I felt like that in the beginning, especially on Christmas day.  I felt like that to the extent that I didn’t want to eat anything if he couldn’t and I didn’t want to enjoy anything if he couldn’t.  I would rather have stopped breathing if he couldn’t, if I’m being completely honest about it.  But that has passed.  I feel like I can’t count all the things that he’ll miss out on in his life, I can’t project him into the future and imagine him missing out on his birthday, Christmases to come, high school, wedding, kids.  There are just too many to think about and I can only imagine him being 5 and missing out on the only thing he really needed, his family.  Simple things like cuddles, stories, treats and long chats over a scone and jam on a Friday morning that’s what he’s really missing out on, but at least we had it once.  It hurts so much that he’s not here, not because he’s been robbed of all the big life experiences, but because he’s not here to be cuddled and tickled and to cheat at Monopoly.

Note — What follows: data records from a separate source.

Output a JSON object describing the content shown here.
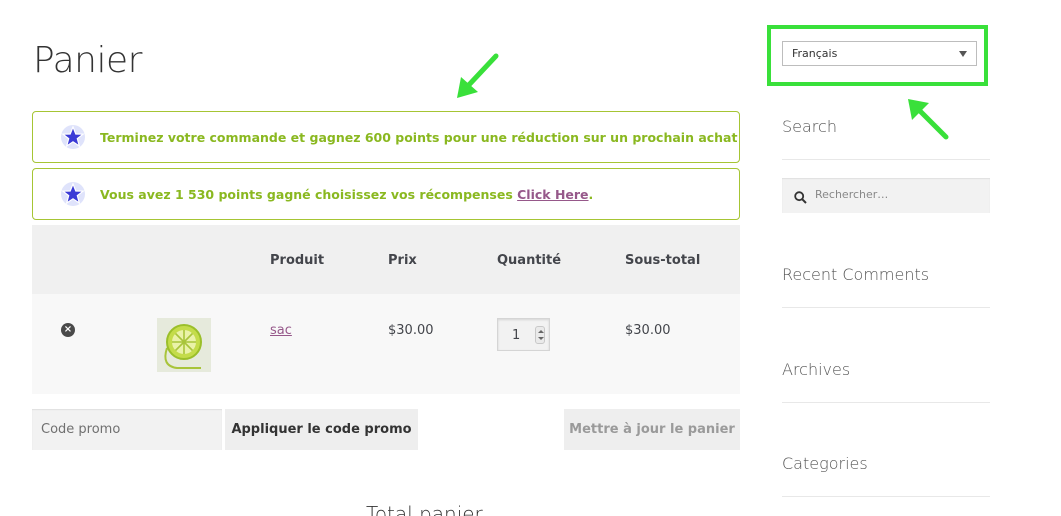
{
  "page": {
    "title": "Panier"
  },
  "notices": [
    {
      "text": "Terminez votre commande et gagnez 600 points pour une réduction sur un prochain achat",
      "link": ""
    },
    {
      "text": "Vous avez 1 530 points gagné choisissez vos récompenses ",
      "link": "Click Here",
      "suffix": "."
    }
  ],
  "cart": {
    "headers": {
      "product": "Produit",
      "price": "Prix",
      "quantity": "Quantité",
      "subtotal": "Sous-total"
    },
    "items": [
      {
        "name": "sac",
        "price": "$30.00",
        "quantity": "1",
        "subtotal": "$30.00"
      }
    ],
    "remove_label": "×"
  },
  "actions": {
    "promo_placeholder": "Code promo",
    "apply_label": "Appliquer le code promo",
    "update_label": "Mettre à jour le panier"
  },
  "totals": {
    "title": "Total panier"
  },
  "sidebar": {
    "language": "Français",
    "search_title": "Search",
    "search_placeholder": "Rechercher…",
    "recent_comments_title": "Recent Comments",
    "archives_title": "Archives",
    "categories_title": "Categories"
  },
  "colors": {
    "accent_green": "#a6c534",
    "notice_text": "#8ab820",
    "link": "#96588a",
    "highlight": "#39e03a"
  }
}
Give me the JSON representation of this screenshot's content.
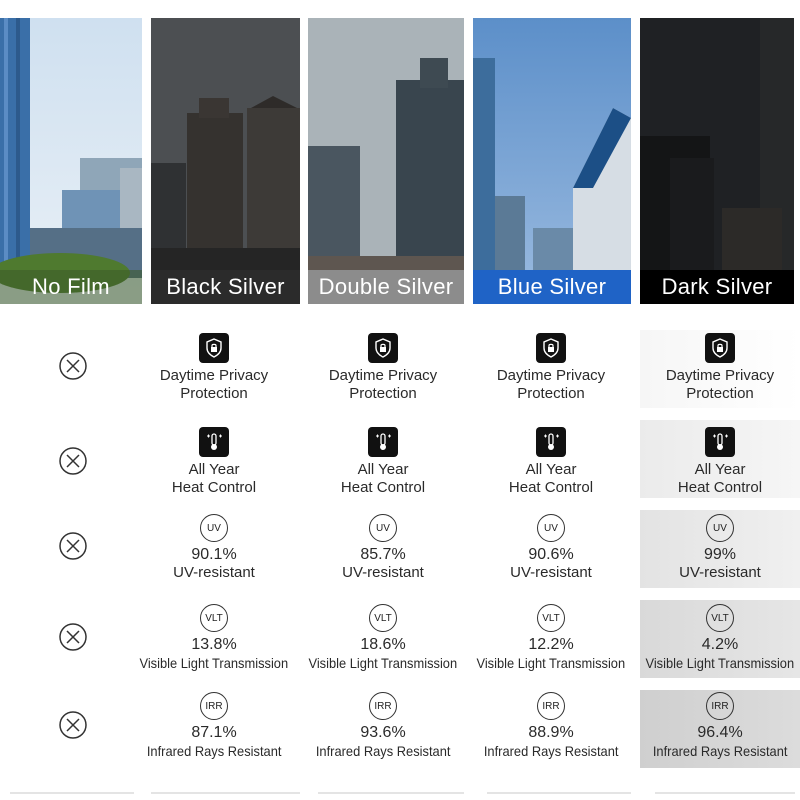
{
  "films": [
    {
      "name": "No Film"
    },
    {
      "name": "Black Silver"
    },
    {
      "name": "Double Silver"
    },
    {
      "name": "Blue Silver"
    },
    {
      "name": "Dark Silver"
    }
  ],
  "privacy": {
    "line1": "Daytime Privacy",
    "line2": "Protection"
  },
  "heat": {
    "line1": "All Year",
    "line2": "Heat Control"
  },
  "uv": {
    "badge": "UV",
    "label": "UV-resistant",
    "values": [
      "90.1%",
      "85.7%",
      "90.6%",
      "99%"
    ]
  },
  "vlt": {
    "badge": "VLT",
    "label": "Visible Light Transmission",
    "values": [
      "13.8%",
      "18.6%",
      "12.2%",
      "4.2%"
    ]
  },
  "irr": {
    "badge": "IRR",
    "label": "Infrared Rays Resistant",
    "values": [
      "87.1%",
      "93.6%",
      "88.9%",
      "96.4%"
    ]
  },
  "colors": {
    "black_silver": "#2b2b2b",
    "double_silver": "#8c8c8c",
    "blue_silver": "#1f63c6",
    "dark_silver": "#000000"
  }
}
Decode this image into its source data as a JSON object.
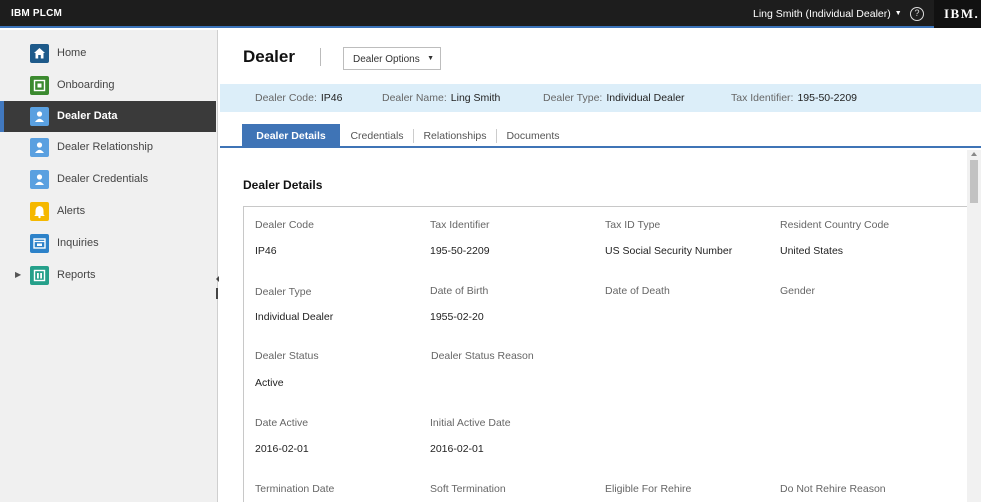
{
  "app": {
    "brand": "IBM PLCM",
    "user": "Ling Smith (Individual Dealer)",
    "help_icon": "?",
    "ibm_logo": "IBM."
  },
  "sidebar": {
    "items": [
      {
        "label": "Home",
        "icon": "home-icon",
        "color": "#1e5a8a"
      },
      {
        "label": "Onboarding",
        "icon": "onboarding-icon",
        "color": "#3b8a2f"
      },
      {
        "label": "Dealer Data",
        "icon": "dealer-icon",
        "color": "#5aa0e0",
        "active": true
      },
      {
        "label": "Dealer Relationship",
        "icon": "relationship-icon",
        "color": "#5aa0e0"
      },
      {
        "label": "Dealer Credentials",
        "icon": "credentials-icon",
        "color": "#5aa0e0"
      },
      {
        "label": "Alerts",
        "icon": "bell-icon",
        "color": "#f5b800"
      },
      {
        "label": "Inquiries",
        "icon": "inquiries-icon",
        "color": "#2d82c9"
      },
      {
        "label": "Reports",
        "icon": "reports-icon",
        "color": "#25a08a"
      }
    ]
  },
  "header": {
    "title": "Dealer",
    "options_label": "Dealer Options"
  },
  "infobar": {
    "dealer_code": {
      "label": "Dealer Code:",
      "value": "IP46"
    },
    "dealer_name": {
      "label": "Dealer Name:",
      "value": "Ling Smith"
    },
    "dealer_type": {
      "label": "Dealer Type:",
      "value": "Individual Dealer"
    },
    "tax_identifier": {
      "label": "Tax Identifier:",
      "value": "195-50-2209"
    }
  },
  "tabs": [
    "Dealer Details",
    "Credentials",
    "Relationships",
    "Documents"
  ],
  "section_title": "Dealer Details",
  "fields": {
    "dealer_code": {
      "label": "Dealer Code",
      "value": "IP46"
    },
    "tax_identifier": {
      "label": "Tax Identifier",
      "value": "195-50-2209"
    },
    "tax_id_type": {
      "label": "Tax ID Type",
      "value": "US Social Security Number"
    },
    "resident_country_code": {
      "label": "Resident Country Code",
      "value": "United States"
    },
    "dealer_type": {
      "label": "Dealer Type",
      "value": "Individual Dealer"
    },
    "date_of_birth": {
      "label": "Date of Birth",
      "value": "1955-02-20"
    },
    "date_of_death": {
      "label": "Date of Death",
      "value": ""
    },
    "gender": {
      "label": "Gender",
      "value": ""
    },
    "dealer_status": {
      "label": "Dealer Status",
      "value": "Active"
    },
    "dealer_status_reason": {
      "label": "Dealer Status Reason",
      "value": ""
    },
    "date_active": {
      "label": "Date Active",
      "value": "2016-02-01"
    },
    "initial_active_date": {
      "label": "Initial Active Date",
      "value": "2016-02-01"
    },
    "termination_date": {
      "label": "Termination Date",
      "value": ""
    },
    "soft_termination": {
      "label": "Soft Termination",
      "value": ""
    },
    "eligible_for_rehire": {
      "label": "Eligible For Rehire",
      "value": ""
    },
    "do_not_rehire_reason": {
      "label": "Do Not Rehire Reason",
      "value": ""
    }
  },
  "colors": {
    "accent": "#3f74b6",
    "topbar": "#1d1d1d",
    "infobar": "#dceef9",
    "sidebar_active": "#3a3a3a"
  }
}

When he died we got hundreds and hundreds of cards but one really stuck out.  It was from David’s relative who has nursed her 45 year old partner for the last 6 years after a really bad stroke and it said,

“some lives are short and wonderful and others are long and full of pain.”  I know what kind of life our boy had and I also know that the alternative wasn’t an option.

By judesmum

Things change

Last summer

Tonight we went out for dinner.  A table of three.  The thing with that is, there’s always an extra chair.  No problem to most families of three, no significance.   To us it underlines the missing person, it attracts my gaze throughout the meal.

Beside us there was a happy family of four.  Mum, dad and two little boys.  They laughed and chatted with each other in that easy way that we used to do.  I don’t resent them, I remember that feeling and I hope one day we will do that again but that also highlights the gaping chasm in our family.

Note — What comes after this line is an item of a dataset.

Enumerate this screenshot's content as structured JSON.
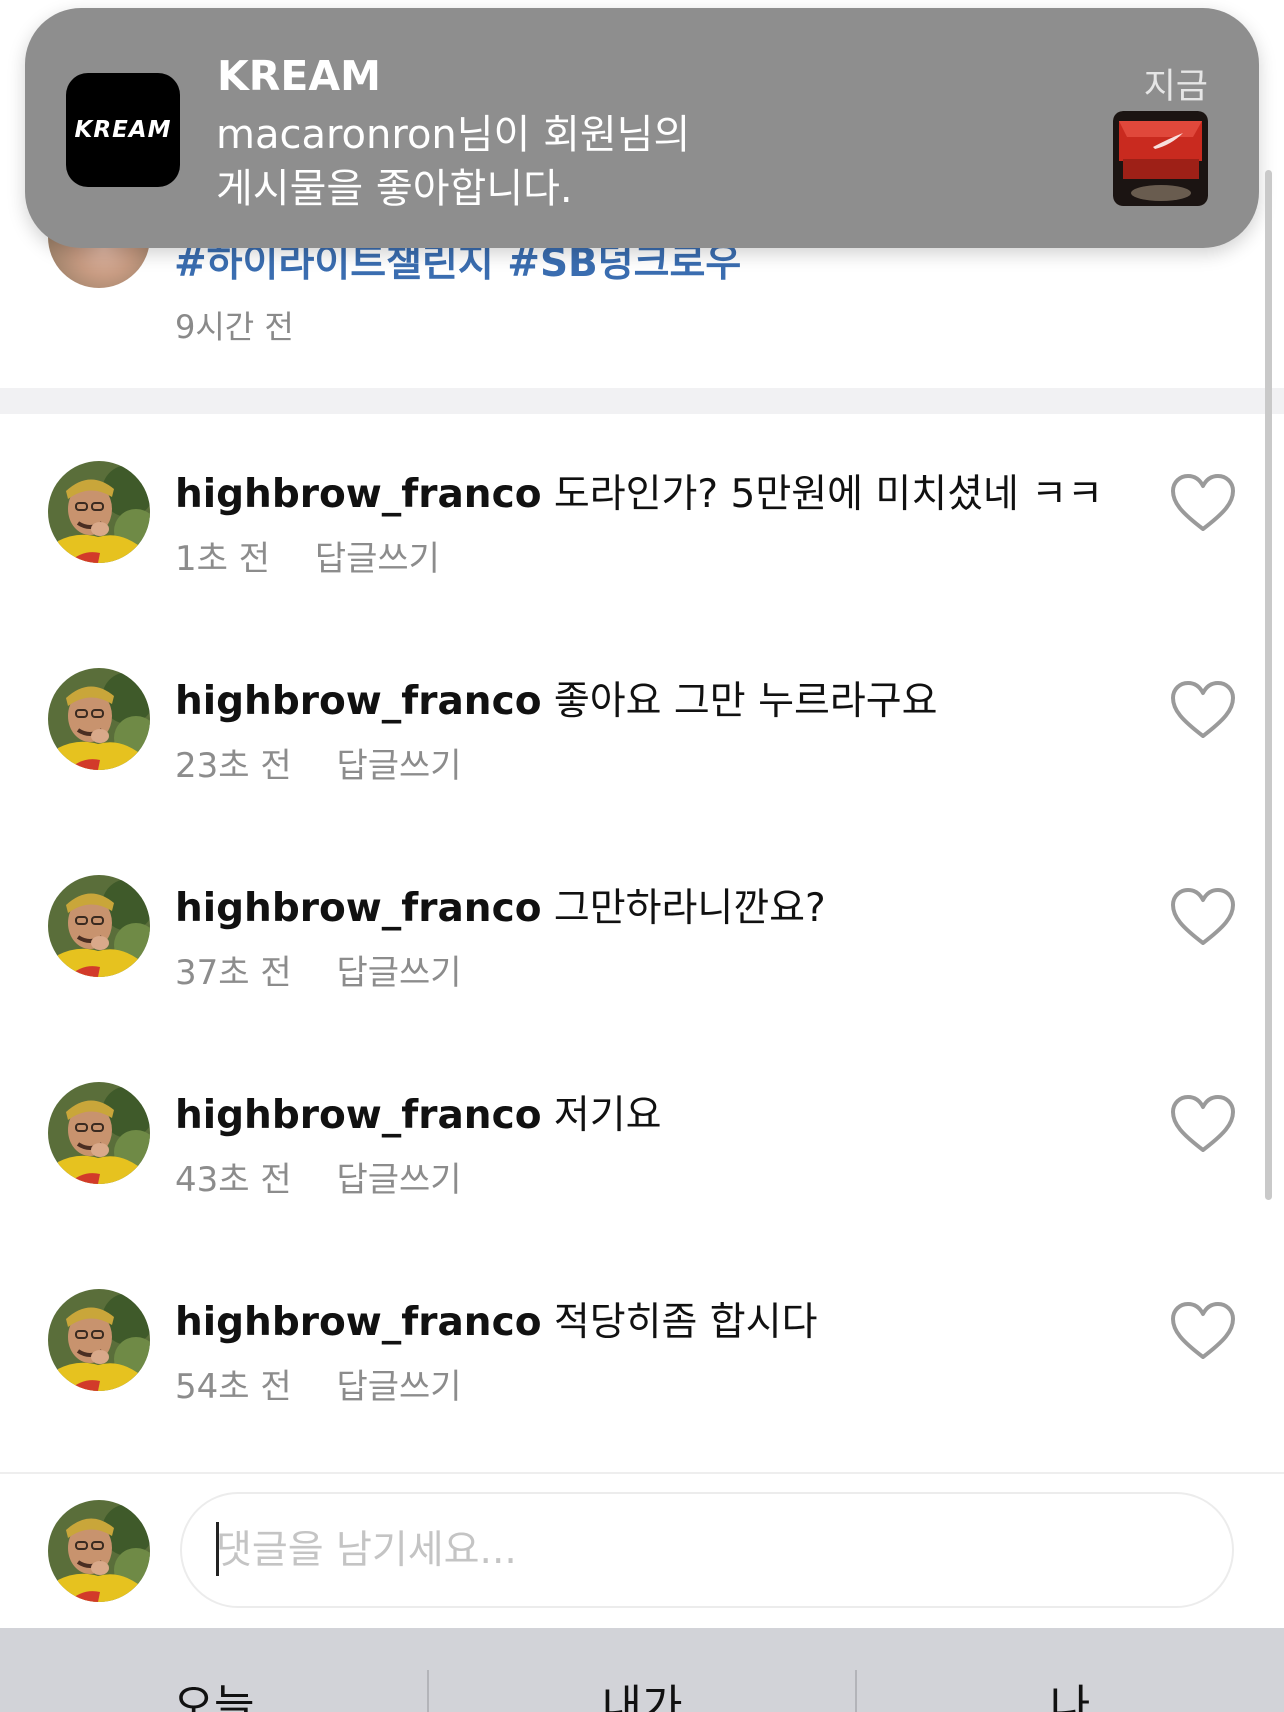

The thing that’s getting me right now is how quickly it all changed for us.  One day I was cuddling into a happy wee boy who was recovering from a cold and watching the Cbeebies Christmas Panto, the next we’re leaving hospital a diminished unit of three.  It turned on a dime, without warning.  I arrogantly made plans for the future and discussed summer holidays and Christmas arrangements without a thought that things would be so different for us.

I heard about this address that Joe Biden gave to the families of soldiers who’d been killed in action.  This is a man who knows how quickly things can change.  It’s not about war but about hope after grief.  I pray that he’s right.